Das ließe sich fast endlos fortsetzen. Ein Punkt, auf den ich zuletzt noch eingehen möchte, ist Vertrauen. Eine gute Führungskraft vertraut den Mitarbeitern und erkennt, dass sie auch woanders einen guten Job machen würden, eine schlechte dagegen wäre der Meinung, selbst alles am besten zu wissen. Es gibt in diesen Fällen oft wenig Flexibilität. Die ist heute ein ganz entscheidendes Thema und hat eben viel mit Vertrauen zu tun.
Wie sich Potenziale ausschöpfen und Engagement fördern lassen, ist etwas sehr Individuelles. Jeder Mensch hat andere Lebensumstände und damit einhergehend andere Prioritäten. Wie können Führungskräfte – vor allem auch in größeren Teams – diese Unterschiedlichkeiten berücksichtigen, um allen Realitäten gerecht zu werden?

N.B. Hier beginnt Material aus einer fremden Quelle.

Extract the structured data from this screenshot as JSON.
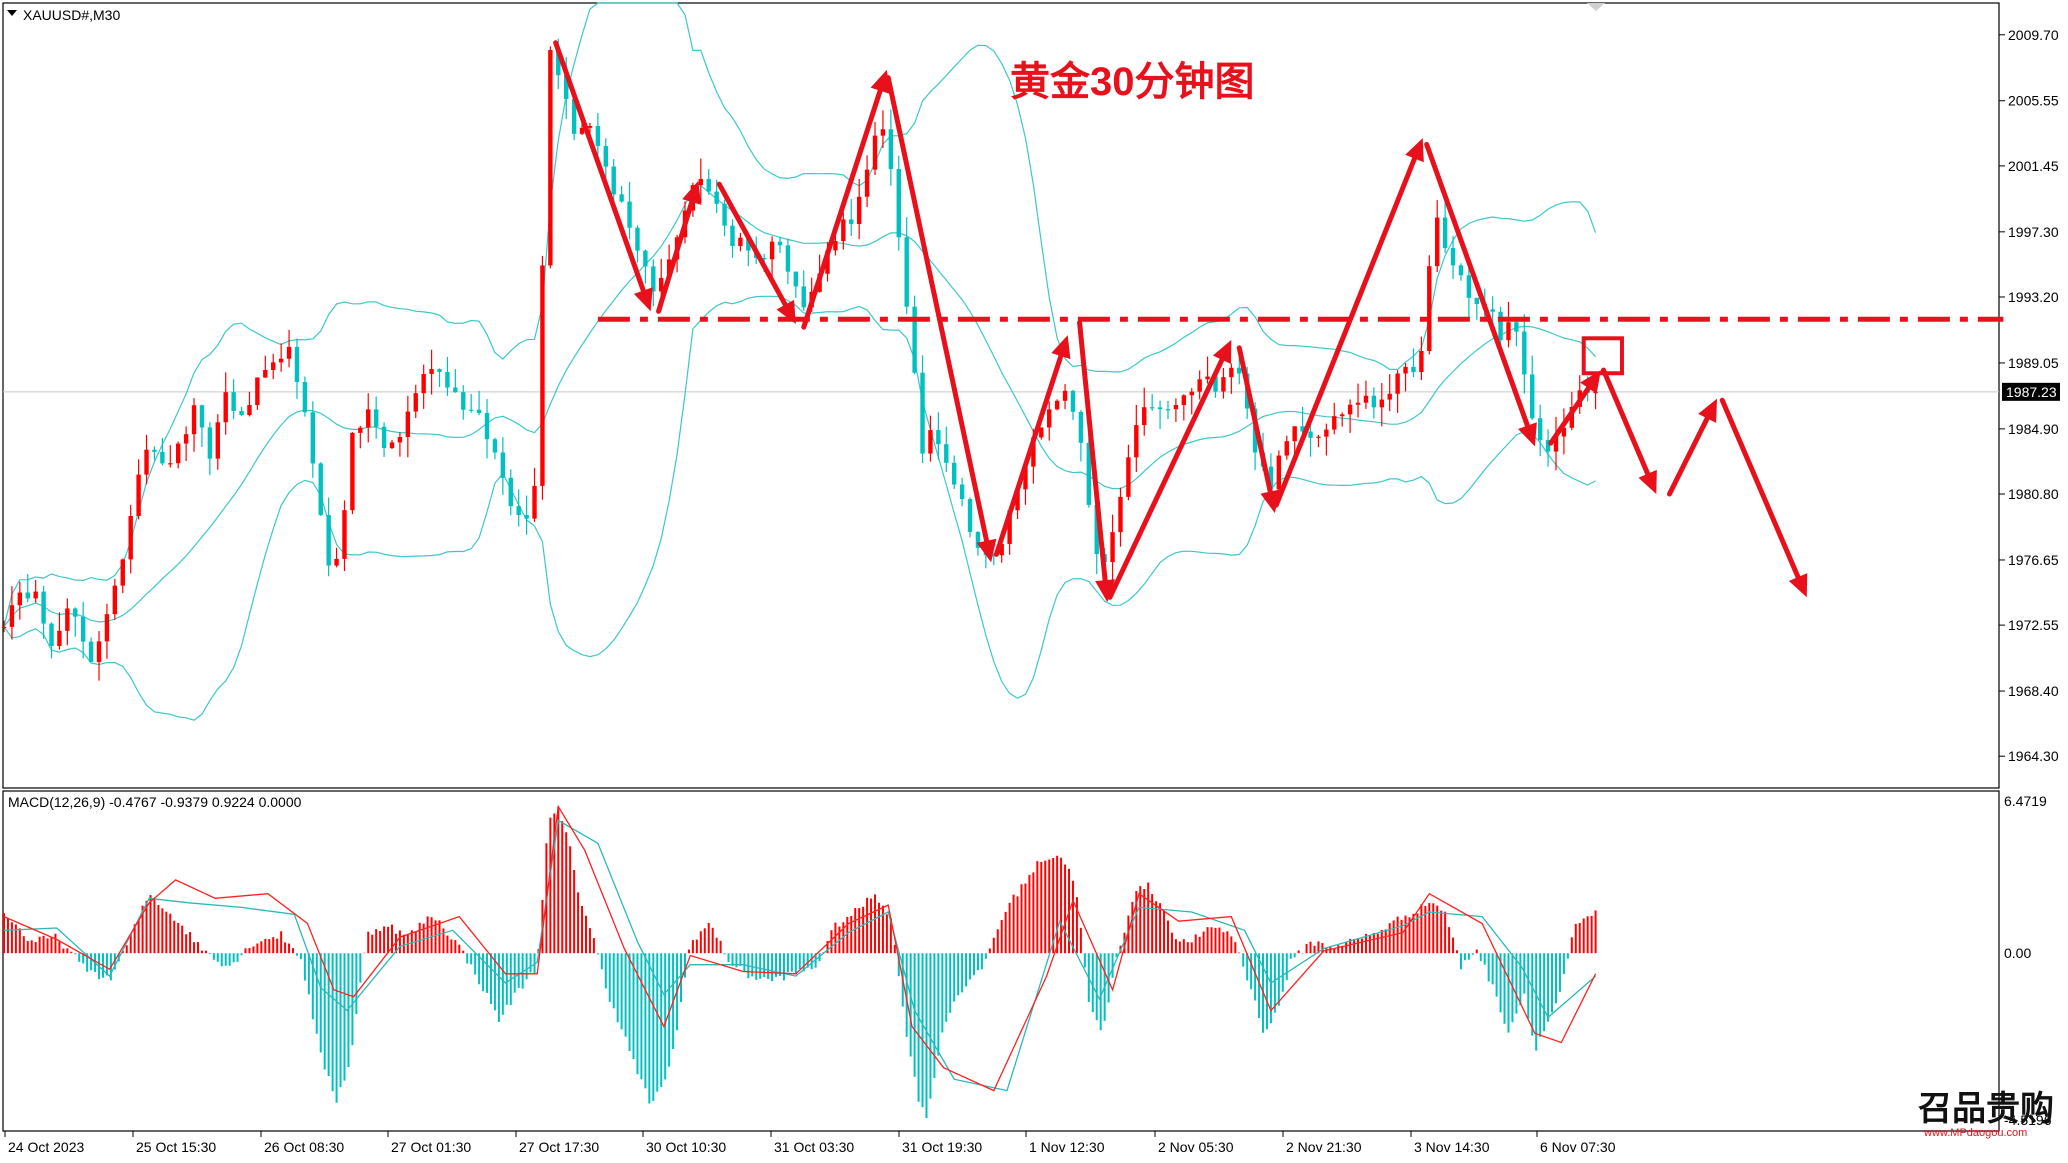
{
  "header": {
    "symbol_label": "XAUUSD#,M30",
    "chart_title": "黄金30分钟图",
    "macd_label": "MACD(12,26,9) -0.4767 -0.9379 0.9224 0.0000"
  },
  "colors": {
    "bull": "#ff0000",
    "bear": "#00c0c0",
    "band": "#3cc8c8",
    "annotation": "#e8101a",
    "grid_line": "#c8c8c8",
    "frame": "#000000",
    "macd_signal": "#ff2020",
    "macd_main": "#2ab8b8"
  },
  "chart_data": [
    {
      "type": "candlestick",
      "symbol": "XAUUSD#",
      "timeframe": "M30",
      "ylim": [
        1962.3,
        2011.7
      ],
      "y_ticks": [
        "2009.70",
        "2005.55",
        "2001.45",
        "1997.30",
        "1993.20",
        "1989.05",
        "1984.90",
        "1980.80",
        "1976.65",
        "1972.55",
        "1968.40",
        "1964.30"
      ],
      "current_price": "1987.23",
      "x_tick_labels": [
        "24 Oct 2023",
        "25 Oct 15:30",
        "26 Oct 08:30",
        "27 Oct 01:30",
        "27 Oct 17:30",
        "30 Oct 10:30",
        "31 Oct 03:30",
        "31 Oct 19:30",
        "1 Nov 12:30",
        "2 Nov 05:30",
        "2 Nov 21:30",
        "3 Nov 14:30",
        "6 Nov 07:30"
      ],
      "close_path_points": [
        [
          0,
          1972.8
        ],
        [
          12,
          1974.2
        ],
        [
          24,
          1975.1
        ],
        [
          36,
          1971.0
        ],
        [
          50,
          1973.6
        ],
        [
          66,
          1970.5
        ],
        [
          82,
          1973.8
        ],
        [
          94,
          1978.6
        ],
        [
          104,
          1983.4
        ],
        [
          112,
          1984.2
        ],
        [
          120,
          1982.4
        ],
        [
          132,
          1983.6
        ],
        [
          144,
          1986.0
        ],
        [
          156,
          1983.2
        ],
        [
          168,
          1987.2
        ],
        [
          180,
          1985.4
        ],
        [
          192,
          1987.7
        ],
        [
          204,
          1988.7
        ],
        [
          214,
          1990.4
        ],
        [
          222,
          1987.5
        ],
        [
          230,
          1985.6
        ],
        [
          240,
          1979.3
        ],
        [
          248,
          1975.2
        ],
        [
          256,
          1978.7
        ],
        [
          264,
          1984.2
        ],
        [
          276,
          1986.1
        ],
        [
          288,
          1983.6
        ],
        [
          300,
          1984.5
        ],
        [
          312,
          1987.3
        ],
        [
          324,
          1989.0
        ],
        [
          336,
          1987.9
        ],
        [
          348,
          1986.4
        ],
        [
          360,
          1985.5
        ],
        [
          372,
          1983.3
        ],
        [
          384,
          1980.4
        ],
        [
          396,
          1979.2
        ],
        [
          404,
          1982.5
        ],
        [
          408,
          1995.5
        ],
        [
          414,
          2008.8
        ],
        [
          420,
          2007.4
        ],
        [
          426,
          2005.9
        ],
        [
          432,
          2003.4
        ],
        [
          440,
          2004.5
        ],
        [
          448,
          2003.0
        ],
        [
          456,
          2001.5
        ],
        [
          464,
          1999.3
        ],
        [
          472,
          1998.4
        ],
        [
          480,
          1996.2
        ],
        [
          488,
          1994.6
        ],
        [
          494,
          1992.5
        ],
        [
          500,
          1994.7
        ],
        [
          508,
          1996.4
        ],
        [
          514,
          1997.5
        ],
        [
          520,
          2000.4
        ],
        [
          528,
          2000.8
        ],
        [
          536,
          1999.6
        ],
        [
          544,
          1998.0
        ],
        [
          552,
          1996.6
        ],
        [
          560,
          1997.2
        ],
        [
          568,
          1995.4
        ],
        [
          576,
          1995.9
        ],
        [
          584,
          1997.0
        ],
        [
          592,
          1995.5
        ],
        [
          600,
          1994.3
        ],
        [
          606,
          1992.6
        ],
        [
          612,
          1993.4
        ],
        [
          618,
          1994.7
        ],
        [
          626,
          1996.4
        ],
        [
          634,
          1997.8
        ],
        [
          642,
          1998.2
        ],
        [
          650,
          1999.6
        ],
        [
          658,
          2002.4
        ],
        [
          664,
          2004.1
        ],
        [
          670,
          2002.6
        ],
        [
          676,
          1999.0
        ],
        [
          682,
          1993.8
        ],
        [
          690,
          1988.0
        ],
        [
          696,
          1983.5
        ],
        [
          702,
          1984.9
        ],
        [
          710,
          1984.1
        ],
        [
          720,
          1981.6
        ],
        [
          730,
          1979.3
        ],
        [
          740,
          1977.0
        ],
        [
          748,
          1976.4
        ],
        [
          756,
          1977.8
        ],
        [
          764,
          1980.2
        ],
        [
          772,
          1982.6
        ],
        [
          780,
          1984.0
        ],
        [
          790,
          1985.4
        ],
        [
          800,
          1987.3
        ],
        [
          808,
          1986.6
        ],
        [
          816,
          1984.2
        ],
        [
          824,
          1979.0
        ],
        [
          830,
          1975.6
        ],
        [
          838,
          1977.2
        ],
        [
          846,
          1980.6
        ],
        [
          854,
          1983.8
        ],
        [
          862,
          1985.7
        ],
        [
          870,
          1986.5
        ],
        [
          878,
          1985.7
        ],
        [
          888,
          1986.4
        ],
        [
          898,
          1987.1
        ],
        [
          908,
          1988.0
        ],
        [
          918,
          1987.7
        ],
        [
          928,
          1989.0
        ],
        [
          936,
          1988.6
        ],
        [
          944,
          1985.1
        ],
        [
          952,
          1982.5
        ],
        [
          960,
          1981.0
        ],
        [
          968,
          1983.9
        ],
        [
          978,
          1985.4
        ],
        [
          988,
          1984.6
        ],
        [
          998,
          1984.8
        ],
        [
          1008,
          1985.5
        ],
        [
          1018,
          1986.3
        ],
        [
          1028,
          1986.8
        ],
        [
          1038,
          1986.4
        ],
        [
          1048,
          1987.3
        ],
        [
          1058,
          1988.1
        ],
        [
          1068,
          1988.9
        ],
        [
          1078,
          1990.0
        ],
        [
          1082,
          1999.6
        ],
        [
          1088,
          1997.3
        ],
        [
          1096,
          1995.4
        ],
        [
          1104,
          1994.5
        ],
        [
          1112,
          1993.0
        ],
        [
          1120,
          1992.4
        ],
        [
          1128,
          1992.0
        ],
        [
          1136,
          1990.2
        ],
        [
          1144,
          1992.6
        ],
        [
          1152,
          1988.0
        ],
        [
          1160,
          1984.4
        ],
        [
          1168,
          1983.3
        ],
        [
          1176,
          1984.3
        ],
        [
          1184,
          1985.6
        ],
        [
          1192,
          1986.9
        ],
        [
          1200,
          1987.2
        ],
        [
          1206,
          1987.23
        ]
      ],
      "macd": {
        "histogram_range": [
          -7.5,
          6.4719
        ],
        "top_label": "6.4719",
        "zero_label": "0.00",
        "bottom_label": "-4.5196",
        "histogram_points": [
          [
            0,
            1.8
          ],
          [
            20,
            0.5
          ],
          [
            40,
            0.7
          ],
          [
            60,
            -0.6
          ],
          [
            80,
            -1.2
          ],
          [
            95,
            0.6
          ],
          [
            110,
            2.6
          ],
          [
            130,
            1.5
          ],
          [
            150,
            0.2
          ],
          [
            170,
            -0.6
          ],
          [
            190,
            0.5
          ],
          [
            210,
            0.8
          ],
          [
            225,
            -0.2
          ],
          [
            240,
            -4.5
          ],
          [
            252,
            -6.4
          ],
          [
            262,
            -4.8
          ],
          [
            275,
            0.8
          ],
          [
            290,
            1.3
          ],
          [
            305,
            0.7
          ],
          [
            325,
            1.7
          ],
          [
            345,
            0.3
          ],
          [
            360,
            -1.2
          ],
          [
            375,
            -2.9
          ],
          [
            390,
            -1.6
          ],
          [
            404,
            -0.6
          ],
          [
            412,
            5.6
          ],
          [
            420,
            6.3
          ],
          [
            428,
            4.8
          ],
          [
            436,
            2.5
          ],
          [
            446,
            0.8
          ],
          [
            456,
            -1.5
          ],
          [
            470,
            -3.6
          ],
          [
            480,
            -5.2
          ],
          [
            490,
            -6.6
          ],
          [
            500,
            -5.8
          ],
          [
            510,
            -3.4
          ],
          [
            520,
            0.5
          ],
          [
            535,
            1.3
          ],
          [
            550,
            -0.4
          ],
          [
            565,
            -1.0
          ],
          [
            580,
            -1.2
          ],
          [
            598,
            -0.9
          ],
          [
            615,
            -0.6
          ],
          [
            630,
            1.2
          ],
          [
            645,
            1.8
          ],
          [
            660,
            2.6
          ],
          [
            672,
            1.6
          ],
          [
            682,
            -2.8
          ],
          [
            692,
            -6.2
          ],
          [
            700,
            -7.2
          ],
          [
            710,
            -3.6
          ],
          [
            722,
            -1.8
          ],
          [
            740,
            -0.8
          ],
          [
            758,
            1.8
          ],
          [
            772,
            3.0
          ],
          [
            786,
            4.1
          ],
          [
            800,
            4.3
          ],
          [
            812,
            3.1
          ],
          [
            822,
            -2.2
          ],
          [
            832,
            -3.6
          ],
          [
            842,
            -0.5
          ],
          [
            856,
            2.6
          ],
          [
            866,
            3.0
          ],
          [
            878,
            2.0
          ],
          [
            890,
            0.4
          ],
          [
            905,
            0.7
          ],
          [
            918,
            1.2
          ],
          [
            932,
            0.7
          ],
          [
            945,
            -1.6
          ],
          [
            955,
            -3.5
          ],
          [
            965,
            -2.5
          ],
          [
            975,
            -0.4
          ],
          [
            990,
            0.5
          ],
          [
            1005,
            0.3
          ],
          [
            1020,
            0.5
          ],
          [
            1040,
            0.9
          ],
          [
            1060,
            1.6
          ],
          [
            1075,
            2.0
          ],
          [
            1080,
            2.3
          ],
          [
            1092,
            1.8
          ],
          [
            1104,
            -0.6
          ],
          [
            1116,
            0.2
          ],
          [
            1128,
            -1.5
          ],
          [
            1140,
            -3.4
          ],
          [
            1152,
            -1.8
          ],
          [
            1160,
            -4.2
          ],
          [
            1170,
            -3.0
          ],
          [
            1180,
            -1.6
          ],
          [
            1190,
            1.1
          ],
          [
            1206,
            1.8
          ]
        ],
        "main_line_points": [
          [
            0,
            1.0
          ],
          [
            40,
            1.1
          ],
          [
            80,
            -1.0
          ],
          [
            110,
            2.4
          ],
          [
            140,
            2.2
          ],
          [
            180,
            2.0
          ],
          [
            220,
            1.7
          ],
          [
            240,
            -1.5
          ],
          [
            260,
            -2.5
          ],
          [
            300,
            0.3
          ],
          [
            340,
            1.0
          ],
          [
            380,
            -1.3
          ],
          [
            404,
            -0.4
          ],
          [
            420,
            5.8
          ],
          [
            450,
            4.8
          ],
          [
            480,
            0.5
          ],
          [
            500,
            -1.8
          ],
          [
            520,
            -0.5
          ],
          [
            560,
            -0.5
          ],
          [
            600,
            -1.0
          ],
          [
            640,
            0.9
          ],
          [
            670,
            1.8
          ],
          [
            690,
            -2.5
          ],
          [
            720,
            -5.5
          ],
          [
            760,
            -6.0
          ],
          [
            800,
            1.4
          ],
          [
            830,
            -2.0
          ],
          [
            860,
            2.0
          ],
          [
            900,
            1.8
          ],
          [
            940,
            1.0
          ],
          [
            960,
            -1.3
          ],
          [
            1000,
            0.2
          ],
          [
            1060,
            1.2
          ],
          [
            1080,
            1.8
          ],
          [
            1120,
            1.6
          ],
          [
            1150,
            -0.6
          ],
          [
            1170,
            -2.8
          ],
          [
            1206,
            -1.0
          ]
        ],
        "signal_line_points": [
          [
            0,
            1.6
          ],
          [
            40,
            0.6
          ],
          [
            80,
            -0.7
          ],
          [
            110,
            2.2
          ],
          [
            130,
            3.2
          ],
          [
            160,
            2.4
          ],
          [
            200,
            2.6
          ],
          [
            230,
            1.3
          ],
          [
            250,
            -1.6
          ],
          [
            265,
            -1.9
          ],
          [
            300,
            0.7
          ],
          [
            345,
            1.6
          ],
          [
            380,
            -0.9
          ],
          [
            404,
            -0.9
          ],
          [
            420,
            6.4
          ],
          [
            440,
            4.5
          ],
          [
            470,
            0.2
          ],
          [
            500,
            -3.2
          ],
          [
            520,
            -0.1
          ],
          [
            560,
            -0.8
          ],
          [
            600,
            -0.9
          ],
          [
            640,
            1.3
          ],
          [
            670,
            2.1
          ],
          [
            688,
            -3.2
          ],
          [
            712,
            -5.0
          ],
          [
            750,
            -6.0
          ],
          [
            790,
            -1.0
          ],
          [
            810,
            2.3
          ],
          [
            840,
            -1.6
          ],
          [
            860,
            2.6
          ],
          [
            890,
            1.4
          ],
          [
            930,
            1.6
          ],
          [
            960,
            -2.5
          ],
          [
            1000,
            0.1
          ],
          [
            1060,
            0.9
          ],
          [
            1080,
            2.6
          ],
          [
            1120,
            1.3
          ],
          [
            1160,
            -3.5
          ],
          [
            1180,
            -3.9
          ],
          [
            1206,
            -0.9
          ]
        ]
      }
    }
  ],
  "watermark": {
    "main": "召品贵购",
    "sub": "www.MPdaogou.com"
  }
}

Diese Fragen stellen sich gerade viele. Führung ist der wichtigste Hebel für Leistung und Ergebnis, aber eben auch für Mitarbeiterbindung und -zufriedenheit. Entscheider in Unternehmen müssen aufpassen, dass sie nicht nur Anforderungen an Führungskräfte stellen und sie überfordern. Ich bin stark dafür, dass wir die Führungskräfte unterstützen und befähigen, mit all diesen Anforderungen zurechtzukommen. Dazu gehört auch, dass wir definieren, was Führungskräfte in Zukunft nicht mehr machen müssen. Wenn wir uns nur darauf konzentrieren, was sie (zusätzlich) machen müssen, führt das dazu, dass immer weniger Menschen überhaupt führen wollen.
Führung muss individueller werden und auf die individuellen Bedürfnisse eingehen, immer mit dem Ziel, dass die Menschen zufriedener, aber die Unternehmen natürlich auch erfolgreicher sind. Denn am Ende geht es um Leistung. Wenn wir also definieren, was nicht mehr zu den Aufgaben von Führungskräften gehört, gibt ihnen das den Raum, sich individuell mit den Menschen zu befassen.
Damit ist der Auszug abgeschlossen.